In the film, Our Sergeant returns from service in Afghanistan to face mental trauma and PTSD from her time in the Marines. In an attempt to escape these problems, Our Sergeant runs to Lake Vermillion in the northern woods of Minnesota and finds refuge at a summer camp. 

Not only did the film’s Minnesota location inspire the story, it aided the production of “Blood Stripe” as well. 

“There’s a uniqueness to that landscape that becomes a character in the movie,” Auberjonois, who directed “Blood Stripe,” said.

Nowlin’s transformation into Our Sergeant required both physical and emotional research.

“In the spring, I started the physical training. I worked out with a trainer at a gym, who essentially tried to put me through his version of a boot camp … I was doing something six days a week, running and training and cross-training and building muscle mass,” Nowlin said. “I learned how to stretch and maintain because there was no room for injury. I was the central character, and I’m in most of the film, so … my main goal was to get strong, but second to that … was to not get injured.”

In their writing process, Auberjonois and Nowlin created Our Sergeant from a variety of stories and experiences from veterans, which let them build a character that spoke to general themes of veteran experience.

“Most people assume that [women] have not served. Most people do not assign the role of ‘warrior’ to a woman, [so] our returning female service members feel somewhat unrecognized for their service,” Nowlin said.

Nowlin also drew on the complexity she saw in the women in her own life. 

“A lot of women I know compartmentalize … and are many different things at once,” Nowlin said. “And so as a professional actress … I was really interested in exploring and building someone who is … at once strong and vulnerable, who is aggressive and submissive, who is all these things at once.” 

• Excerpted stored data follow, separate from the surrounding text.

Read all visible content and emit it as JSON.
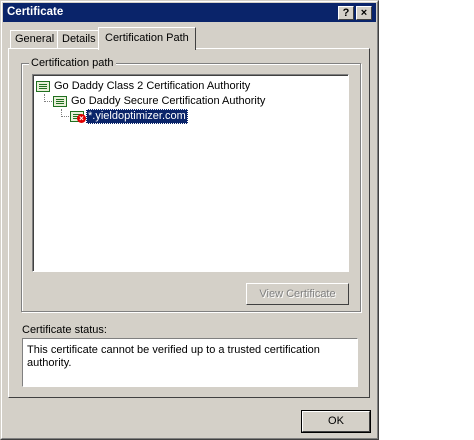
{
  "window": {
    "title": "Certificate",
    "help_label": "?",
    "close_label": "×"
  },
  "tabs": [
    {
      "label": "General"
    },
    {
      "label": "Details"
    },
    {
      "label": "Certification Path"
    }
  ],
  "path_group": {
    "label": "Certification path",
    "nodes": [
      {
        "label": "Go Daddy Class 2 Certification Authority",
        "status": "ok",
        "selected": false
      },
      {
        "label": "Go Daddy Secure Certification Authority",
        "status": "ok",
        "selected": false
      },
      {
        "label": "*.yieldoptimizer.com",
        "status": "error",
        "selected": true
      }
    ],
    "view_button": "View Certificate"
  },
  "status": {
    "label": "Certificate status:",
    "text": "This certificate cannot be verified up to a trusted certification authority."
  },
  "footer": {
    "ok_label": "OK"
  },
  "colors": {
    "titlebar": "#0a246a",
    "face": "#d4d0c8",
    "selection": "#0a246a",
    "error": "#e00000"
  }
}
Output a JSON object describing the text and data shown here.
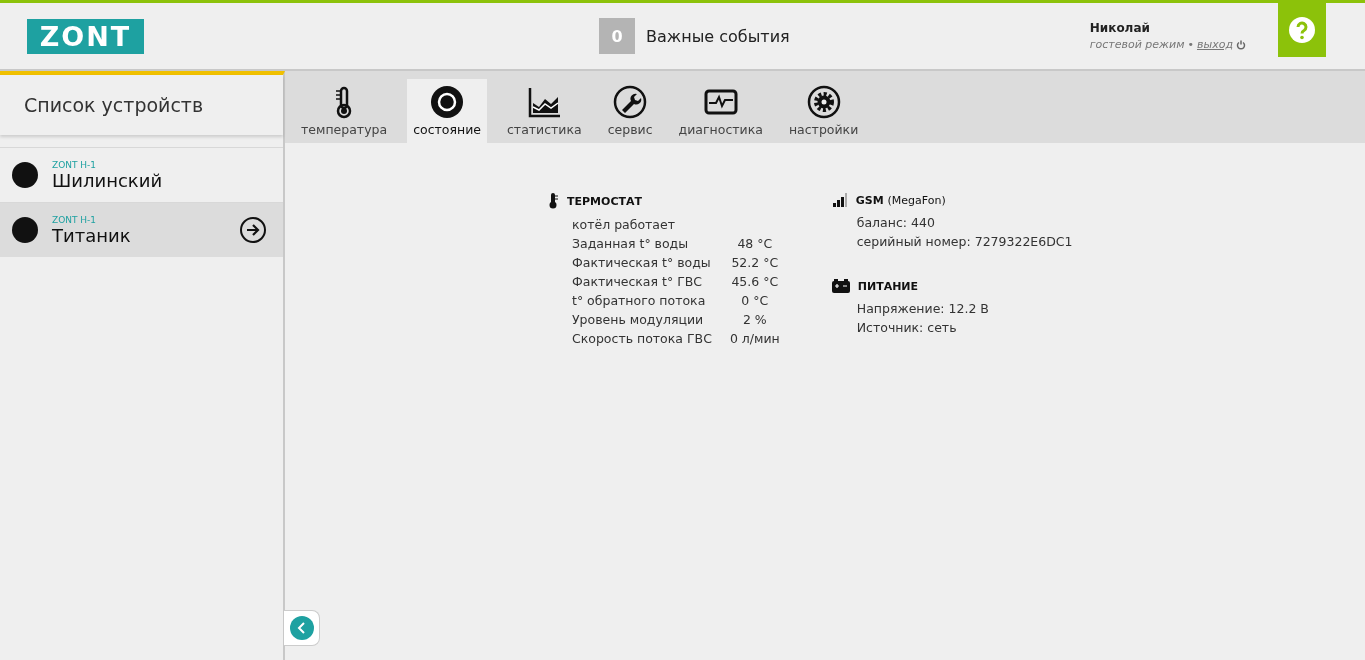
{
  "header": {
    "logo": "ZONT",
    "events": {
      "count": "0",
      "label": "Важные события"
    },
    "user": {
      "name": "Николай",
      "mode": "гостевой режим",
      "separator": "•",
      "logout": "выход"
    }
  },
  "sidebar": {
    "title": "Список устройств",
    "devices": [
      {
        "model": "ZONT H-1",
        "name": "Шилинский",
        "selected": false
      },
      {
        "model": "ZONT H-1",
        "name": "Титаник",
        "selected": true
      }
    ]
  },
  "tabs": [
    {
      "kind": "thermometer",
      "label": "температура",
      "selected": false
    },
    {
      "kind": "state",
      "label": "состояние",
      "selected": true
    },
    {
      "kind": "chart",
      "label": "статистика",
      "selected": false
    },
    {
      "kind": "wrench",
      "label": "сервис",
      "selected": false
    },
    {
      "kind": "pulse",
      "label": "диагностика",
      "selected": false
    },
    {
      "kind": "gear",
      "label": "настройки",
      "selected": false
    }
  ],
  "thermostat": {
    "title": "ТЕРМОСТАТ",
    "status": "котёл работает",
    "rows": [
      {
        "label": "Заданная t° воды",
        "value": "48 °C"
      },
      {
        "label": "Фактическая t° воды",
        "value": "52.2 °C"
      },
      {
        "label": "Фактическая t° ГВС",
        "value": "45.6 °C"
      },
      {
        "label": "t° обратного потока",
        "value": "0 °C"
      },
      {
        "label": "Уровень модуляции",
        "value": "2 %"
      },
      {
        "label": "Скорость потока ГВС",
        "value": "0 л/мин"
      }
    ]
  },
  "gsm": {
    "title": "GSM",
    "operator": "(MegaFon)",
    "lines": [
      "баланс: 440",
      "серийный номер: 7279322E6DC1"
    ]
  },
  "power": {
    "title": "ПИТАНИЕ",
    "lines": [
      "Напряжение: 12.2 В",
      "Источник: сеть"
    ]
  }
}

“Blood Stripe” was filmed over just 16 days, a constraint that required the script, and the entire crew, to stay flexible and open to change. 

“[Filming] was a sprint … We shaped it … and reshaped it and did some restructuring and rethinking to fit it into a really constrained schedule,” Auberjonois said. “We couldn’t settle into the scenes and do them over and over and over again … Kate, and the rest of the cast, [were] doing two, three takes of each set-up, and then if I felt I had something, we would move on because we didn’t have the money for overtime either.” 

While Nowlin and Auberjonois are practiced actors, the process of co-writing a script was a first for the duo.

“We were looking to hire on a friend and have a real screenwriter … but we couldn’t pay anybody, and our friends are quite talented and tend to get paid for their work,” Nowlin said. “I was compelled to write because I knew we knew this place better than anyone. And I knew it would be a deep exploration into something, and I probably wasn’t going to be pleased with it any other way.” 

“Blood Stripe” is at the end of its festival tour and will open in wide release Sept. 29. Auberjonois and Nowlin only hope that filmmaking initiatives in Minnesota continue beyond their work. 

“Minnesota is an incredibly diverse place, in terms of resources, local cast and crew, talent [and] scenery,” Nowlin said. “You can be up in northern Minnesota and there’s the glacier lakes and an iron mine … There’s a variety of things that could be made up there and down in the Twin Cities and throughout the state. We feel that it’s a really hospitable community for production … We hope that it is something that just continues to grow.”